A Low ML-decoding Complexity, Full-diversity, Full-rate MIMO Precoder

Abstract

Precoding for multiple-input, multiple-output (MIMO) antenna systems is considered with perfect channel knowledge available at both the transmitter and the receiver. For 2 transmit antennas and QAM constellations, an approximately optimal (with respect to the minimum Euclidean distance between points in the received signal space) real-valued precoder based on the singular value decomposition (SVD) of the channel is proposed, and it is shown to offer a maximum-likelihood (ML)-decoding complexity of O(M) for square M-QAM. The proposed precoder is obtainable easily for arbitrary QAM constellations, unlike the known complex-valued optimal precoder by Collin et al. for 2 transmit antennas, which is in existence for 4-QAM alone with an ML-decoding complexity of O(MM) (M=4) and is extremely hard to obtain for larger QAM constellations.
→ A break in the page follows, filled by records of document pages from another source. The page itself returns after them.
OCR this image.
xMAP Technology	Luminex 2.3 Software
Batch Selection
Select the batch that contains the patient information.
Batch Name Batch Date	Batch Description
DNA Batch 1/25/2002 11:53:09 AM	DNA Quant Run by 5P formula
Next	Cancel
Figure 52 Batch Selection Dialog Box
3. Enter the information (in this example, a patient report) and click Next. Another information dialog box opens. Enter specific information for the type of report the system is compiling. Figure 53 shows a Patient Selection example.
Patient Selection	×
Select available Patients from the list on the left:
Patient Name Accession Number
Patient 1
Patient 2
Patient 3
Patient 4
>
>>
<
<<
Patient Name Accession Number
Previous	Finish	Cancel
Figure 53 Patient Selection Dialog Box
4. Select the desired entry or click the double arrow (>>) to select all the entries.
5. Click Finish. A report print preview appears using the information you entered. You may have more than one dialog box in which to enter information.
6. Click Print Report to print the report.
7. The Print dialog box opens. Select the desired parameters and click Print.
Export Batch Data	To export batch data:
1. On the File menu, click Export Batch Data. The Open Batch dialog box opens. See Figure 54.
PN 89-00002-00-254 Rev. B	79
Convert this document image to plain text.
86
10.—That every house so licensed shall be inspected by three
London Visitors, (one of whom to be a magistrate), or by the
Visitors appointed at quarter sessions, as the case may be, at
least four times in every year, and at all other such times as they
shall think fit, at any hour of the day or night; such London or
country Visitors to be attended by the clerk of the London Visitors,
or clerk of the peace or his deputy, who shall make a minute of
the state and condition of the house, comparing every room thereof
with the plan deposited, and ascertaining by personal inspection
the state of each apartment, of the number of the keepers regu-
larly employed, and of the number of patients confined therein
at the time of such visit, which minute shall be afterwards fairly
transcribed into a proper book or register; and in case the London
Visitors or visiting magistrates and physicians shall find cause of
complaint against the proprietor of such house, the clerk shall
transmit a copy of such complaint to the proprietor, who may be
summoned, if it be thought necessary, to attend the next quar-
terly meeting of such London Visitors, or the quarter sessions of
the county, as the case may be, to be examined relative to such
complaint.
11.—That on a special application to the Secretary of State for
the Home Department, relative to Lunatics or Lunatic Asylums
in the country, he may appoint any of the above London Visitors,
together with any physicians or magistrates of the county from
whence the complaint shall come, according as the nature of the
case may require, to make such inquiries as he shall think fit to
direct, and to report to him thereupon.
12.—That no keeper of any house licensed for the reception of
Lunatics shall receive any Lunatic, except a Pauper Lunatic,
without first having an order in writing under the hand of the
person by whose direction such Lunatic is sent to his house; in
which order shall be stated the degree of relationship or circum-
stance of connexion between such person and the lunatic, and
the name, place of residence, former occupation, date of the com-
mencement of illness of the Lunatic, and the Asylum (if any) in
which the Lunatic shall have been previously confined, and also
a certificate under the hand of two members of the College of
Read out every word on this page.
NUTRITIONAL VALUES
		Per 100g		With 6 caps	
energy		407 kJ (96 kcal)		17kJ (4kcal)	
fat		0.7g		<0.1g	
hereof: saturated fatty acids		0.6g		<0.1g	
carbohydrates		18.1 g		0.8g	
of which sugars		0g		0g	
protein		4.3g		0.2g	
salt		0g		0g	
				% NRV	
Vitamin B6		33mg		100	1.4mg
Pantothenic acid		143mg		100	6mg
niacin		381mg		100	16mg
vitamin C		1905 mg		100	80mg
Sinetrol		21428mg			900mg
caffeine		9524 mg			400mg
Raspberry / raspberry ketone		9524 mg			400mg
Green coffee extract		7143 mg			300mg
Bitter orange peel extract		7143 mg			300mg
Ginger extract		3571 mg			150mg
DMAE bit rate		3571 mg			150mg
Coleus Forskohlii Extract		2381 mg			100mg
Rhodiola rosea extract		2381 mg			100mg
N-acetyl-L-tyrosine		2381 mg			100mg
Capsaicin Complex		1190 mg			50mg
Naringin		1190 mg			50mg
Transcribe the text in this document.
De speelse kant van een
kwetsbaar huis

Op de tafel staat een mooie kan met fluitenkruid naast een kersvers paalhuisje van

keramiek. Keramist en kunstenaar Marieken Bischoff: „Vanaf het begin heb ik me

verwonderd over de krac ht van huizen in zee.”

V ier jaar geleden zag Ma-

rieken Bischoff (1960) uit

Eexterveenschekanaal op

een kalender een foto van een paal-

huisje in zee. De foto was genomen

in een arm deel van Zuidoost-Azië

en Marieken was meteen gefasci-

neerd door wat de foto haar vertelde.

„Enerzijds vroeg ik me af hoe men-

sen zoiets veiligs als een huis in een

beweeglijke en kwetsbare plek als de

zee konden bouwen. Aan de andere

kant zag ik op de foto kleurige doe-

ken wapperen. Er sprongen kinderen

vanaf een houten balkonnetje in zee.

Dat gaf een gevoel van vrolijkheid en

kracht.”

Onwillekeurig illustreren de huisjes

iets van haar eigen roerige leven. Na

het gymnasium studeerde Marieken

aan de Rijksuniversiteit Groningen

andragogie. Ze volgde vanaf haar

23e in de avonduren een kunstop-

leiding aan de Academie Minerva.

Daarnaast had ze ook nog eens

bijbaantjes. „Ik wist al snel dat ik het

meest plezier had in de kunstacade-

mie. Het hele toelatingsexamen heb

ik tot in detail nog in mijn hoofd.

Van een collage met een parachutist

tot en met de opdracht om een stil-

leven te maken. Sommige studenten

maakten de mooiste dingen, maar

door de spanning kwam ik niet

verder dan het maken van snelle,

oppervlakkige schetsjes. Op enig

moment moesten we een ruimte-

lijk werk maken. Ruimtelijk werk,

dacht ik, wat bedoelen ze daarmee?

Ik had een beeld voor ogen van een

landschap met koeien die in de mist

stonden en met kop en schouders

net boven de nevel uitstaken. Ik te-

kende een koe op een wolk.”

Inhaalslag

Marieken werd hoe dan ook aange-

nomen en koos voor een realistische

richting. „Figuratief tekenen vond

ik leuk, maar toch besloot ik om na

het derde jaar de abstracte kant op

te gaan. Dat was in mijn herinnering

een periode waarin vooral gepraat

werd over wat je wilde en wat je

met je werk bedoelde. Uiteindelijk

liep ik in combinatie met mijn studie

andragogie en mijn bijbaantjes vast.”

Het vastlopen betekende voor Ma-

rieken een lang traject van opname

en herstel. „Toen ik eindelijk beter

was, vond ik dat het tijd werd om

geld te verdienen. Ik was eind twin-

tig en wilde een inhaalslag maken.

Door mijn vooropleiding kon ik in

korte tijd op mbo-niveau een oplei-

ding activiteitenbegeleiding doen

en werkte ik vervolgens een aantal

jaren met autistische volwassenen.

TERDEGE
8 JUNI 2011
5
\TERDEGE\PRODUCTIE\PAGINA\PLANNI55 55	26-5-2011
The proposed precoder's loss in error performance for 4-QAM in comparison with the complex-valued optimal precoder is only marginal. Our precoding scheme is extended to higher number of transmit antennas on the lines of the E-dmin precoder for 4-QAM by Vrigneau et al. which is an extension of the complex-valued optimal precoder for 4-QAM. Compared with the recently proposed X- and Y-precoders, the error performance of our precoder is significantly better. It is shown that our precoder provides full-diversity for QAM constellations and this is supported by simulation plots of the word error probability for 2×2, 4×4 and 8×8 systems.